Finti volontari truffavano il Sistema sanitario: 4 arresti (vd)
| Pubblicato il giovedì 30 Aprile 2020

Finti volontari truffavano il Sistema sanitario: 4 arresti (vd)

di Redazione
Pubblicato il Apr 30, 2020

Truffa aggravata ai danni del sistema sanitario regionale. Questa l’accusa rivolta a cinque destinatari di una misura cautela emessa dal gip di Palermo: con lo stesso provvedimento il gip ha anche sequestrato la Onlus Cuore Giovane, che svolge il servizio di trasporto emodializzati per contro dell’Azienda sanitaria provinciale e il servizio di emergenza-urgenza 118 per contro della Seus.

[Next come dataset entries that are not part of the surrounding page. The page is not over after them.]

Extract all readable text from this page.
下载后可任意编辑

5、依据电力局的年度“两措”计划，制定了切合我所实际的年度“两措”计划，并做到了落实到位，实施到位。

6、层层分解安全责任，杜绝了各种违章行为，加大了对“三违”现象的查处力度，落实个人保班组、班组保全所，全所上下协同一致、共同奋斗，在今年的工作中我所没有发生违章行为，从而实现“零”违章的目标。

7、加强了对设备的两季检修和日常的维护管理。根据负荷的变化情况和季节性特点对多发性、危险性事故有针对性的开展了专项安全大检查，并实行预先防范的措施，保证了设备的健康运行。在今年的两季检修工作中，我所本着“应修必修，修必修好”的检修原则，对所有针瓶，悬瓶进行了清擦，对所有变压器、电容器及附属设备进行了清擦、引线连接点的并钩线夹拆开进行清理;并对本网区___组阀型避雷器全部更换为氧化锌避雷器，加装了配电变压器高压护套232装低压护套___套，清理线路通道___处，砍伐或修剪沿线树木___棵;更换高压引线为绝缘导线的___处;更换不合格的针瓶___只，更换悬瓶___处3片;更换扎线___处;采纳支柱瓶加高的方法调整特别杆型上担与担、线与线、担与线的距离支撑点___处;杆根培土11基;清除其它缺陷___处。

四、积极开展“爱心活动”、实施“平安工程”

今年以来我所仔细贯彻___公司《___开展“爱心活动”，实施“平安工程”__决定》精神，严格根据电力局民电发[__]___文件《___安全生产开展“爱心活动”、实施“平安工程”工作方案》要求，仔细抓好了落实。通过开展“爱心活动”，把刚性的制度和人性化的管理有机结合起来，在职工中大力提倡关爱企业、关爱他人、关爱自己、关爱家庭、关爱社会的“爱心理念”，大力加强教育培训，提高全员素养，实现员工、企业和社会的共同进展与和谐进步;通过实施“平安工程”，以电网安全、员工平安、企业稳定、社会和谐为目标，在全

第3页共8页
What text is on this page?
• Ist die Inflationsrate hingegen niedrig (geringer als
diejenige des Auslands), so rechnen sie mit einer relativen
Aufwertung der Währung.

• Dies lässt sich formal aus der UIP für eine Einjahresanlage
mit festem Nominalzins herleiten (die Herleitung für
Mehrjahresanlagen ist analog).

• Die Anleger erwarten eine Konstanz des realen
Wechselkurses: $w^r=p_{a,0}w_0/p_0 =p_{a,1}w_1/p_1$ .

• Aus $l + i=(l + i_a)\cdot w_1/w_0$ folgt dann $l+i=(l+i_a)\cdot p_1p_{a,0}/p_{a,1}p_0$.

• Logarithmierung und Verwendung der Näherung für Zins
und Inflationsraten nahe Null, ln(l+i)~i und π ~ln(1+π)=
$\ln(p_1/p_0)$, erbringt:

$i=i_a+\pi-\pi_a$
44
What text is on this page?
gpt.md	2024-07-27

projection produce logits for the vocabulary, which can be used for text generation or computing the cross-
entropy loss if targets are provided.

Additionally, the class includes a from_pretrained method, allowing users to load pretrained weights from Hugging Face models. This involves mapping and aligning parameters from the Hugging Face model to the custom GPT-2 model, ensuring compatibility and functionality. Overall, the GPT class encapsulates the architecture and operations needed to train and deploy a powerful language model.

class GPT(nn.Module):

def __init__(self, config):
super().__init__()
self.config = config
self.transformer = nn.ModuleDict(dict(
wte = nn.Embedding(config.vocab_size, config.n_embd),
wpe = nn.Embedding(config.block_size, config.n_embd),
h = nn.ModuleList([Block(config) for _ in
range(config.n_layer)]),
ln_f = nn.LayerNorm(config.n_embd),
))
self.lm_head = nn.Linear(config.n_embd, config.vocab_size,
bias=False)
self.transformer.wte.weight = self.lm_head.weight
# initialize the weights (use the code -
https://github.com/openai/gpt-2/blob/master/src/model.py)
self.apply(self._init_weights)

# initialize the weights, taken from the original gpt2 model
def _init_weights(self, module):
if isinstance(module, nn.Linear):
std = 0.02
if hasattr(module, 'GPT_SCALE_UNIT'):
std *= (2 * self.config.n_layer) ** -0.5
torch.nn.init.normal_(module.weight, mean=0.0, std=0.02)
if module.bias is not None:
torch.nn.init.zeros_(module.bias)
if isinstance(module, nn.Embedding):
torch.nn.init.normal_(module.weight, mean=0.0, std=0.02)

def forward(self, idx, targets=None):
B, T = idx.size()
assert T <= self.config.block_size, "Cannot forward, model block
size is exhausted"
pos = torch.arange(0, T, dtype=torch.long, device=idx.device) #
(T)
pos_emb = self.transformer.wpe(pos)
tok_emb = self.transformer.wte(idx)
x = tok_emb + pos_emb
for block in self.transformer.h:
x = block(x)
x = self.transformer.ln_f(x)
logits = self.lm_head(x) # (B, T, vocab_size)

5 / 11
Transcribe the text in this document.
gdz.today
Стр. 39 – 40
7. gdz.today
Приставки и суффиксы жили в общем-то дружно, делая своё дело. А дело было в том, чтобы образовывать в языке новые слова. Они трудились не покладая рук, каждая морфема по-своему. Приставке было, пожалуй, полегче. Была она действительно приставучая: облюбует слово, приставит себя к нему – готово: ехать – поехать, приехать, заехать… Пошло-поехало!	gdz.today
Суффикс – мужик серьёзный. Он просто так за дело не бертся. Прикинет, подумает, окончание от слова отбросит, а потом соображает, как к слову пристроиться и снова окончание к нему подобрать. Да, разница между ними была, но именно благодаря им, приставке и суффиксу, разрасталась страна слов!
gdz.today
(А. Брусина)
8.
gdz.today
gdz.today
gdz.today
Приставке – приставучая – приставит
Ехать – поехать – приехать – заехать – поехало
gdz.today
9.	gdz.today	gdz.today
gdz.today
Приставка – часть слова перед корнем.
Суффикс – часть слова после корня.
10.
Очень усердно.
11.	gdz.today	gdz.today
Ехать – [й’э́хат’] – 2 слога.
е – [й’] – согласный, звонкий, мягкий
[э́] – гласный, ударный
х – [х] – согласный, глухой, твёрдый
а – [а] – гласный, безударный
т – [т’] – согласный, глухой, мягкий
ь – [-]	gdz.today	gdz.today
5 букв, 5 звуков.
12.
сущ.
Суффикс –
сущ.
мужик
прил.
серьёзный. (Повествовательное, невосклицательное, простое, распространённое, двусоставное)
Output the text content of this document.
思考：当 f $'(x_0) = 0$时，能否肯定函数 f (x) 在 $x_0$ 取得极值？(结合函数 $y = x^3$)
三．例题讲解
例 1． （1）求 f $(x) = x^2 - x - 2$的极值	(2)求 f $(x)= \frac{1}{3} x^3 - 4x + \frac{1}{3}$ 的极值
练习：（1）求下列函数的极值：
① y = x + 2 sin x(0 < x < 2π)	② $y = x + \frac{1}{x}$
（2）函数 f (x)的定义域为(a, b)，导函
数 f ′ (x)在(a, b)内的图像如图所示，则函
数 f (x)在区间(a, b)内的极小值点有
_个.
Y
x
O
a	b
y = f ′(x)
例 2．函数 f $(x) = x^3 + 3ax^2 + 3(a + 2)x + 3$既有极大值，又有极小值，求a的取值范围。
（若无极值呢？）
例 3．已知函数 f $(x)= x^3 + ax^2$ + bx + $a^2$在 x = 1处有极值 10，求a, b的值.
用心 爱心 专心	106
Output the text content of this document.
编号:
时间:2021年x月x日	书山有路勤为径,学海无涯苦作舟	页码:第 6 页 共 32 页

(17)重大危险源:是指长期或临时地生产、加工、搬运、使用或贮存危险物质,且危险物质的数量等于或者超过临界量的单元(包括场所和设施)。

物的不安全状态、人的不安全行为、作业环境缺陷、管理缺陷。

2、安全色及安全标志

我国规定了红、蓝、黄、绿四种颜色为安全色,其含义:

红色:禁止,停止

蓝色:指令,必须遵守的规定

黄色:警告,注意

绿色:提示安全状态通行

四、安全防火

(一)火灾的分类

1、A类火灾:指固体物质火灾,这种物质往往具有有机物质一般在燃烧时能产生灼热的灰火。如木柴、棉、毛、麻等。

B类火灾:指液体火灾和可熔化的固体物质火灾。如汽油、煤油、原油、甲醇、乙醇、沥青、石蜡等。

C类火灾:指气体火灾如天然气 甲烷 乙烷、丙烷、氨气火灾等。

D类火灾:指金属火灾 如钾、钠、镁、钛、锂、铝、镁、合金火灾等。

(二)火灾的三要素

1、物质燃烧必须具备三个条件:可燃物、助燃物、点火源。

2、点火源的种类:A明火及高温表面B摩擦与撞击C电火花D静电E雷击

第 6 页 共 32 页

Quattro persone sono finite ai domiciliari: i coniugi Giuseppe Sammartino e Maria Lunetta, di 53 e 42 anni; Gaspare Consiglio, 47 anni; Calogero Alaimo, 58 anni. Per un quinto indagato e’ stato disposto l’obbligo di dimora nel comune di residenza: si tratta di Gennaro D’Errigo, dipendente della Seus di 50 anni.

Sotto sequestro una cifra di oltre un milione di euro, ritenuta profitto del reato contestato. L’indagine e’ stata denominata ‘Trasporti pericolosi’. Secondo le fiamme gialle la Cuore Giovane, con sede a Monreale, dietro l’immagine di una organizzazione non di lucro ma di attivita’ sociale, “celava invece un’autentica attivita’ d’impresa.

Finti volontari truffavano il Sistema sanitario, 4 arresti

“L’associazione – dice la guardia di finanza di Palermo – e’ stata gestita con scopo di lucro, perseguendo gli interessi provati degli amministratori, in contrasto con le norme del cosiddetto ‘terzo settore'”. Per l’accusa, inoltre, la Onlus avrebbe elargito veri e propri stipendi camuffandoli come dei rimborsi a volontari. Nella fase di stipula e rinnovo delle convenzioni con l’Asp, inoltre, gli indagati avrebbero prodotto “falsi attestati relativi alla partecipazione di autisti, soccorritori e barellieri a corsi di ‘Basic life support and defibrillation’ (Blsd), formalmente rilasciati da associazioni abilitate ma in realta’ “auto-procurati con la complicita’ – sostengono le fiamme gialle – di Alaimo, dipendente dell’Asp di Caltanissetta con la qualifica di infermiere e D’Errigo, dipendente della Seus”.

Grazie a quelle attestazioni la Cuore Giovane Onlus ha stipulato convenzioni pubbliche “frodando – evidenza la guardia di finanza – gli stessi enti che le avevano affidato servizi e ottenendo ingenti fondi pubblici a fronte di servizi resi in assenza dei requisiti richiesti”. La Onlus ora sara’ affidata a un custode giudiziario.